Indiana family law requires that college costs be addressed in divorce decrees or in modifications to existing decrees. The manner in which each parent contributes depends on a number of factors – primarily the income of each party.
Recent amendments to Indiana statutes lowered the age of emancipation from twenty-one to nineteen (in most circumstances). When a child is emancipated, he is a legal adult for child support purposes. Generally, this means that the child support obligation terminates when the child turns nineteen.
If you were divorced before July 1, 2012, the spouse paying child support may have been compelled to pay until the child reached twenty-one. Consult your court order or settlement agreement as the exact language differs across courts and jurisdictions. If the document reads, “Father to pay child support until Child turns twenty-one or is emancipated,” Father may not be obligated to continue making support payments past the child’s nineteenth birthday. However, if the document reads, “Father to pay child support until Child turns twenty-one,” Father may be obligated to continue paying until the child reaches said age.

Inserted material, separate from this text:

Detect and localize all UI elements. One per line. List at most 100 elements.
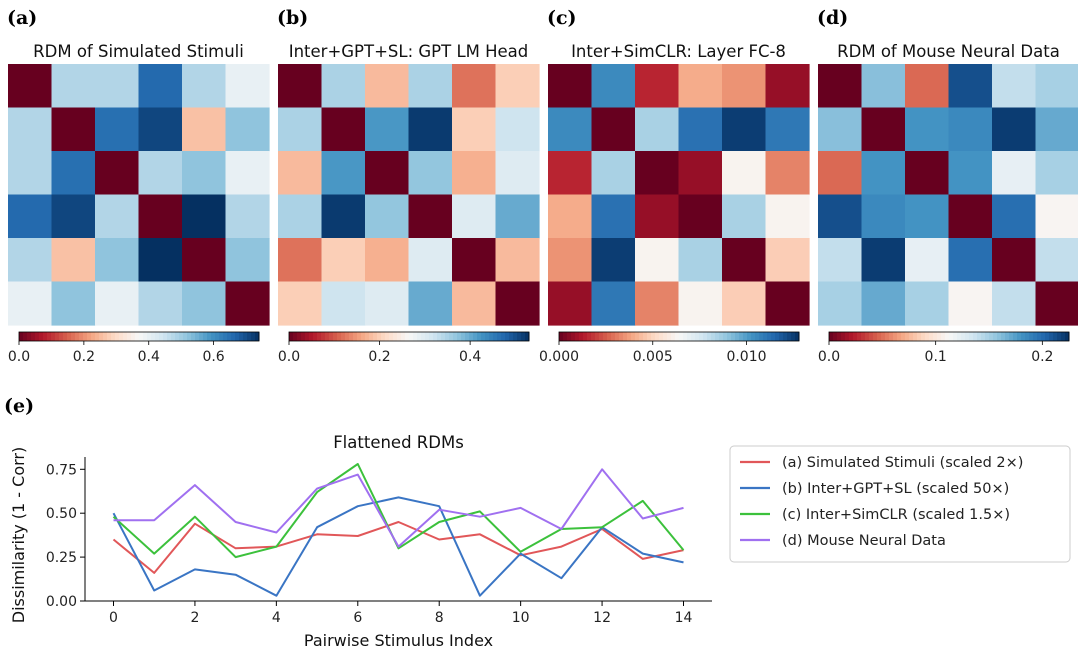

If you finalized a divorce after July 1, 2012, the new emancipation age may already be incorporated into your agreement or court order. Review your documents to be sure of the exact provisions. When the child turns nineteen, the parent paying support should file a petition for emancipation and once it is approved, the court will terminate the duty to continue making payments. Please note that the obligations to pay child support and to financially contribute towards college costs are two different requirements.
If you are divorced and there is no provision in your divorce documents for college expenses, you must address the issues well before the child turns nineteen or you waive your right to do so. If your child is a junior in high school or seventeen years old and is considering a college education, now is the time to:
Assess your financial circumstances;
Consider whether any part of your divorce decree regarding college expenses should be modified; and
Seek an attorney in whom you have trust and confidence to assist with these issues as failure to do so could preclude your child from affording college.